The counterfeiters know how to take advantage of a situation. They wait for a busy evening or Saturday to pay for a few innocuous purchases. Their order might be something like a bag of cough drops, a package of T-shirts and a gallon of milk. This isn't going to arouse suspicion, he said.
Patty Burgin, bank teller manager at LincolnWay Community Bank, said counterfeit bills are frequently passed during the holiday season. That's when the clerks are the busiest. The store's goal is customer service, and that means speedy check out, she said.
The criminal element that lurks within communities is well aware of those kinds of circumstances, and a counterfeiter is going to take advantage of it. She advises people to be alert when accepting currency from gas stations and fast-paced stores around the holidays. Those are the places that counterfeiters are apt to unload phony bills.
"The counterfeit bills are more often than not going to be a $20 bill," according to Burgin.
Pawlisz added that busy clerks won't generally take time scan a small denomination with a detector pen or hold it up to the light to inspect for identifiable characteristics.
Nevertheless, there are a few characteristics of a counterfeit bill that are fairly simple to notice. "For the most part it depends how in-depth (the counterfeiter) gets." Frequently a bill is scanned and then reproduced on a high quality printer. Still that won't hold water with detector pens—they pick out the fake—and the weight of the paper is tough to match, even with a high-grade stock.
A sophisticated counterfeiter will wash and bleach a $1 bill and then print over it with another denomination. A detector "pen reads it as real," according to Pawlisz.
In the banking industry, this process is known as "raised bills," said Burgin. If the money is deposited by the business, then bank scans will discover the fake.
Another hint in spotting counterfeit bills is the way they feel, added Burgin, a 25-year-veteran of the banking industry. "The bills might have a waxy feel" to them, and they don't just don't weigh the same.
In the past, the bank has held workshops in the art of detecting counterfeit bills for local businesses.

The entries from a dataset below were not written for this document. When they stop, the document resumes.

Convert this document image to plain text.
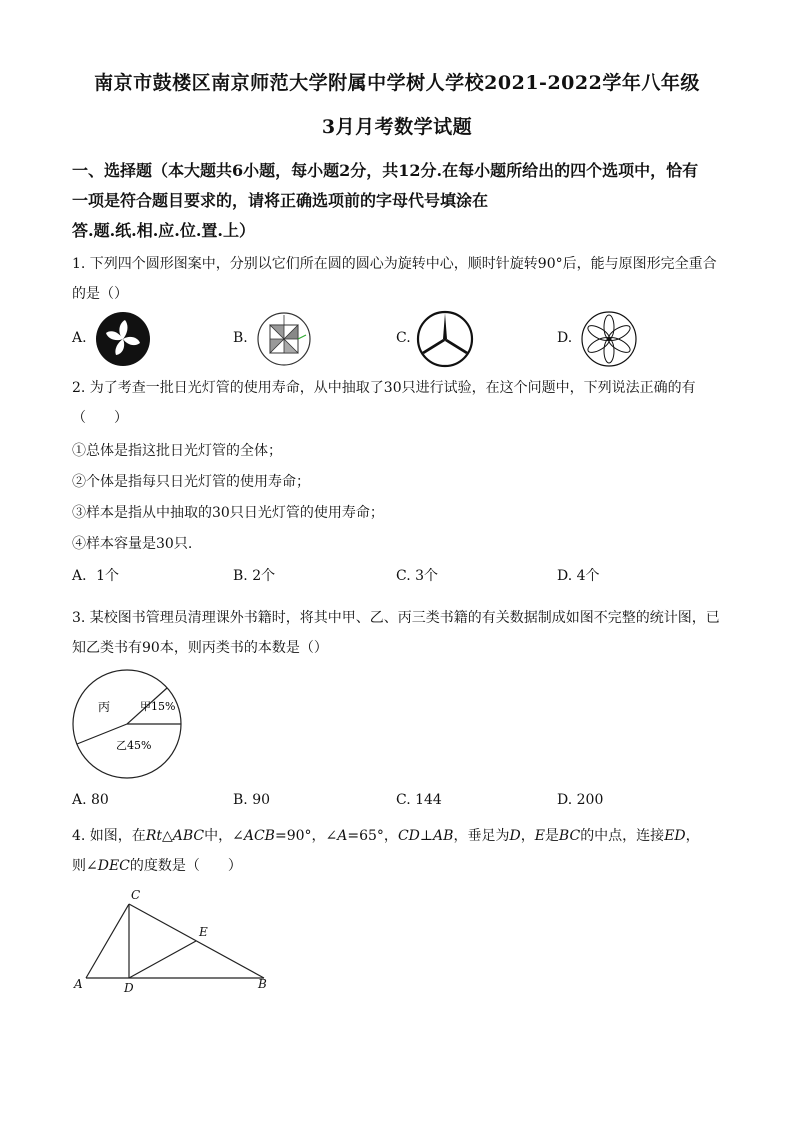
南京市鼓楼区南京师范大学附属中学树人学校2021-2022学年八年级
3月月考数学试题
一、选择题（本大题共6小题，每小题2分，共12分.在每小题所给出的四个选项中，恰有
一项是符合题目要求的，请将正确选项前的字母代号填涂在
答.题.纸.相.应.位.置.上）
1. 下列四个圆形图案中，分别以它们所在圆的圆心为旋转中心，顺时针旋转90°后，能与原图形完全重合
的是（）
A.	B.	C.	D.
2. 为了考查一批日光灯管的使用寿命，从中抽取了30只进行试验，在这个问题中，下列说法正确的有
（　　）
①总体是指这批日光灯管的全体；
②个体是指每只日光灯管的使用寿命；
③样本是指从中抽取的30只日光灯管的使用寿命；
④样本容量是30只.
A．1个	B. 2个	C. 3个	D. 4个
3. 某校图书管理员清理课外书籍时，将其中甲、乙、丙三类书籍的有关数据制成如图不完整的统计图，已
知乙类书有90本，则丙类书的本数是（）
丙	甲15%
乙45%
A. 80	B. 90	C. 144	D. 200
4. 如图，在Rt△ABC中，∠ACB=90°，∠A=65°，CD⊥AB，垂足为D，E是BC的中点，连接ED，
则∠DEC的度数是（　　）
C
E
A	D	B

However, none are currently planned.
A poster hanging in the New Lenox Police Department is used as an educational tool for officers and the public on the chief features that mark authentic U.S. currency.
- Paper: Currency paper consists of 25 percent linen and 75 percent cotton and small randomly disbursed red and blue fibers are embedded throughout the paper.
- Portrait: Federal Reserve Notes (FRNs) are varied depending on the year they were produced. Pay attention to the portrait—it's always slightly off-center.
- Watermark: a faint watermark of an image similar to the portrait is visible from either side of the bill when it's held up to a light source.
- Color-shifting ink: the lower right-hand corner of $5 bills shifts from green to black or from a copper color to green.
- Security thread: a genuine bill will have a clear polyester thread embedded vertically in the paper. The thread is inscribed with the denomination of the FRN; the thread is visible when held up to the light.